Mexclatitlán, 1 de junio de 1915
—¿Hay alguna manera de acceder a Aztlán desde esta ciudad? —preguntó el general Buendía dirigiendo su gélida mirada al profesor Gamio.
—He leído el códice y habla de una cascada y un volcán.
—¿Un volcán?
—Al parecer, la isla debe estar dentro del cráter de un gigantesco volcán —contestó el profesor.
Alicia, Alma y el profesor esperaron la reacción airada del general, pero éste se mostró tranquilo y cordial, como si la cercanía de su objetivo lo tranquilizara.
—Mañana por la mañana iremos con un guía hacia Aztlán y entonces nadie podrá detenernos —dijo el general con una especie de mueca que simulaba una sonrisa—. Por su seguridad dormirán los tres en la misma habitación, espero que sepan soportar esta última incomodidad.
Alma sintió como un escalofrío recorría su espalda cuando el general pronunció muy lentamente la palabra «última». No sabían cuál era su destino final, pero podían imaginárselo. Cuando el general abandonó la habitación, Alicia abrió la ventana, pero al otro lado había una reja de hierro que hacía imposible la huida.
—No podemos escapar —dijo Alicia, desesperada.
—Mañana en la laguna tendremos nuestra oportunidad —dijo Alma.
—¿En la laguna? No sabemos el tamaño que puede tener, podríamos perdernos y morir en el fango —contestó Alicia.
—Señoras, hay que esperar lo inesperado. La vida se compone de situaciones límite que logramos superar —dijo el profesor Gamio. Aún no había terminado de hablar cuando la puerta se abrió lentamente.
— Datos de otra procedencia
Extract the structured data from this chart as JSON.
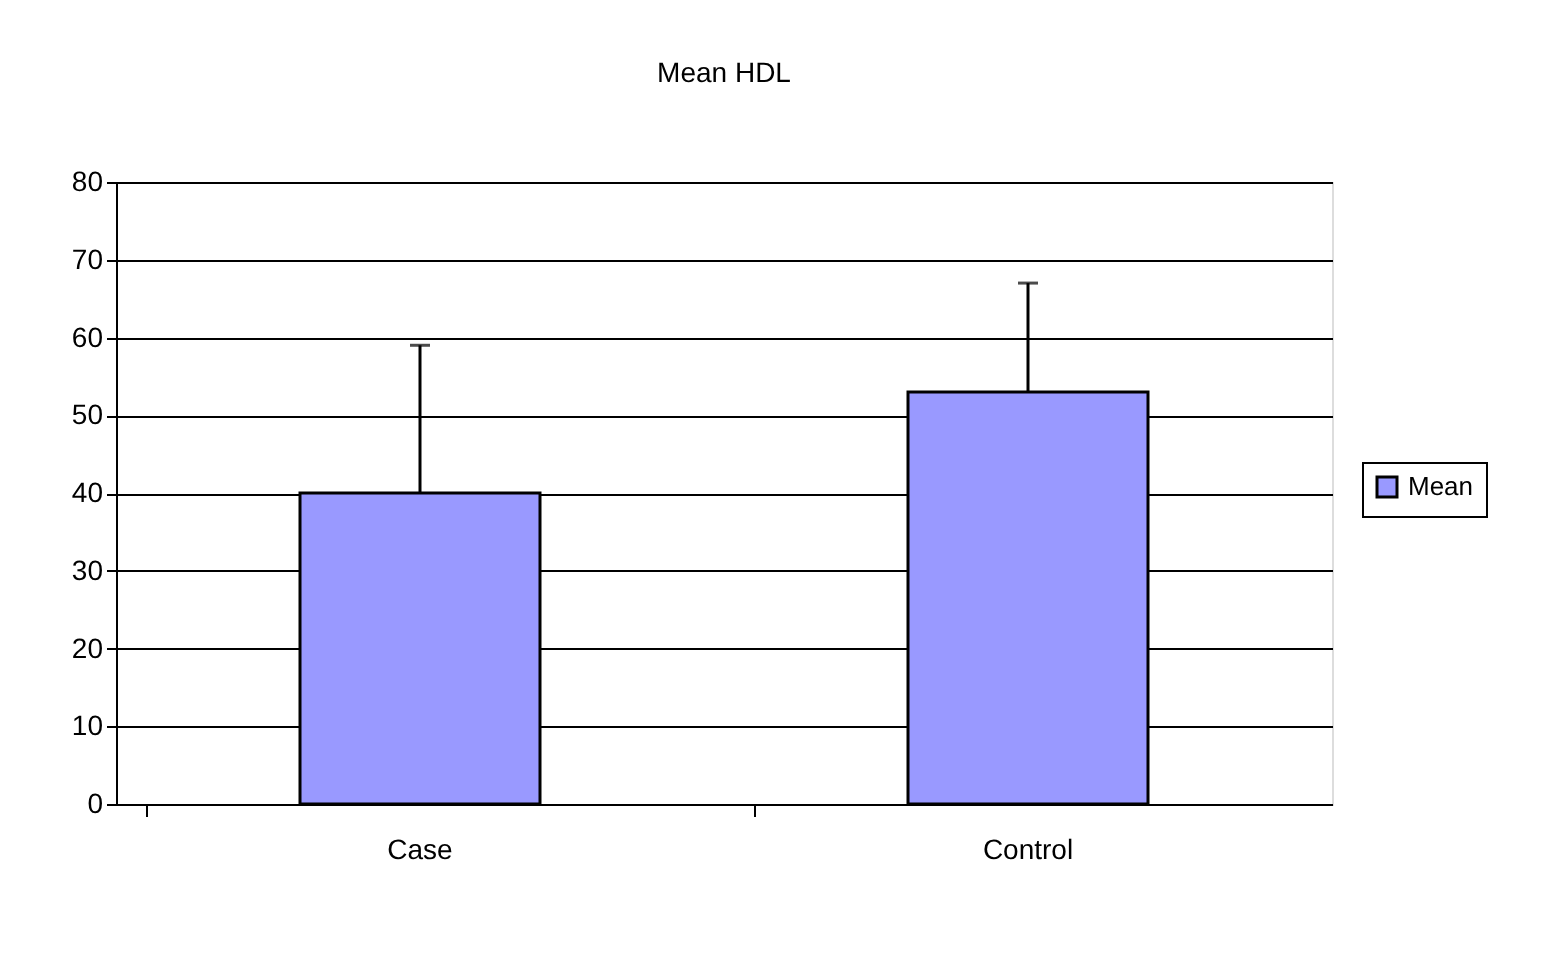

La cara de Hércules apareció entre las sombras del pasillo.
—¿Hércules? ¿Cómo has entrado? —preguntó Alicia.
El español hizo un gesto para que se callaran.
—No hagan ruido, me he deshecho de uno de los guardias, pero será mejor que no alertemos al resto.
Los cuatro salieron de la habitación con sigilo, pero apenas estaban cruzando el patio cuando unos gritos los delataron.
—¡Corran! —gritó Hércules mientras disparaba a su espalda.
Los tres corrieron mientras el español mantenía a raya a los soldados, pero apenas hubieron atravesado el patio, el profesor se tropezó torciéndose el tobillo.
—¿Está bien? —preguntó Hércules inclinándose.
—Váyase, no puedo caminar —dijo el profesor, sujetando su tobillo dolorido.
Hércules titubeó por unos instantes, pero cuando los soldados comenzaron a acercarse corrió hacia las mujeres. Después atravesaron un callejón y llegaron a un pequeño embarcadero, donde les esperaba una canoa. Subieron y el barquero comenzó a alejarse de la isla.
—¿Dónde está Alicia? —preguntó Hércules al echarla de menos en la barca.
—Corría detrás mío, pero en algún momento la perdí de vista —dijo Alma, inquieta.
Los soldados llegaron justo en el momento en el que la embarcación desaparecía en medio de las sombras.